Сбоку шевеление: охранник насторожился.
– Он не разговаривает со всеми встречными и поперечными, – поджимает губы мой оппонент.
– Потому и зови! Со мной – поговорит!
Мой собеседник впервые поднимает голову и смотрит мне в глаза. Ему интересно – что же тут за нахал такой отыскался?
– Вы… вы хорошо себе представляете, чего именно вам хочется?
Таких людей по пустякам не дергают. И это знают почти все. Да и не особо они себя тут афишируют – не так уж всё это безопасно…
То есть звать своего начальника ты не хочешь? Ладно… примем это как данность.
Не слыша моего ответа, кассир прикусывает губу.
– Двадцать восемь у нас, начиная с тысячи гривен.
Вытаскиваю из лотка купюры, разглядываю их на свет. Складываю и убираю в нагрудный карман.
– Ну-ну… удачного вам бизнеса.
– С пяти тысяч – по тридцать.
– Удачи!
Поворачиваюсь к нему спиной.
– С кем он пришел? – это у второго мой собеседник интересуется.
– С тороповским хлопцем.
Продолжения разговора я не слышу, дверь уже захлопнулась за моей спиной.

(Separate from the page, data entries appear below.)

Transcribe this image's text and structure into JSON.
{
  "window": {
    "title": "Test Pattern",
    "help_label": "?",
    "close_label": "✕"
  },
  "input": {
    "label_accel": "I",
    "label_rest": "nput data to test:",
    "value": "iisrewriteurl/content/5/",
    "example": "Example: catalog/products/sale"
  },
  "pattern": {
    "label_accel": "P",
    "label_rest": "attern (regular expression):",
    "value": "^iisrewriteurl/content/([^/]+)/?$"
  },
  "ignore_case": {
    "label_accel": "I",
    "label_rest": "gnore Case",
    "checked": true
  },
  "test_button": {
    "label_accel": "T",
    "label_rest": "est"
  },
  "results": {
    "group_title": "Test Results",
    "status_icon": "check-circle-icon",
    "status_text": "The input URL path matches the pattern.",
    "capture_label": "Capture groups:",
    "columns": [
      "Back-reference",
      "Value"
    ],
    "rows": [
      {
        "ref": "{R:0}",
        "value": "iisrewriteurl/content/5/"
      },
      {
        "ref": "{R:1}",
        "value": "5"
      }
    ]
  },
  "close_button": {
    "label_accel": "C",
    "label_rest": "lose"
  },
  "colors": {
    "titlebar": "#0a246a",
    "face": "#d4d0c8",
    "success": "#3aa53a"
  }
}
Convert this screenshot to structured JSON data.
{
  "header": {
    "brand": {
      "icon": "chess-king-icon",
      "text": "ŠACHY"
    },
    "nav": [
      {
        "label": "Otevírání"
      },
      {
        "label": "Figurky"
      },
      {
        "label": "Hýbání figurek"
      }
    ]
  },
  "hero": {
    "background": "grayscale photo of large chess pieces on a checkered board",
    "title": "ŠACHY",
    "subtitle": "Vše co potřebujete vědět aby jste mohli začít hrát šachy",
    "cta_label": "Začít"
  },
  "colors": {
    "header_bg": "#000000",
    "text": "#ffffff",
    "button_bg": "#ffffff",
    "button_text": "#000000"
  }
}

А вот охранник в прихожей уже на ногах, смотрит внимательно.
– Вас просят вернуться.
– За каким хреном? Мне от вас ничего не нужно.
Интересно, как ему это сообщили? Рации у него нет, во всяком случае, я её не видел. И телефон рядом не стоит. Мобильников же здесь не имеется – оный вид связи гикнулся ещё в незапамятные времена.
– И всё же…
– С дороги уйди.
– Но…
– Парень, я ваши правила знаю. Ты ничего не можешь мне предъявить. И заставить – тоже не можешь. Уйди с дороги…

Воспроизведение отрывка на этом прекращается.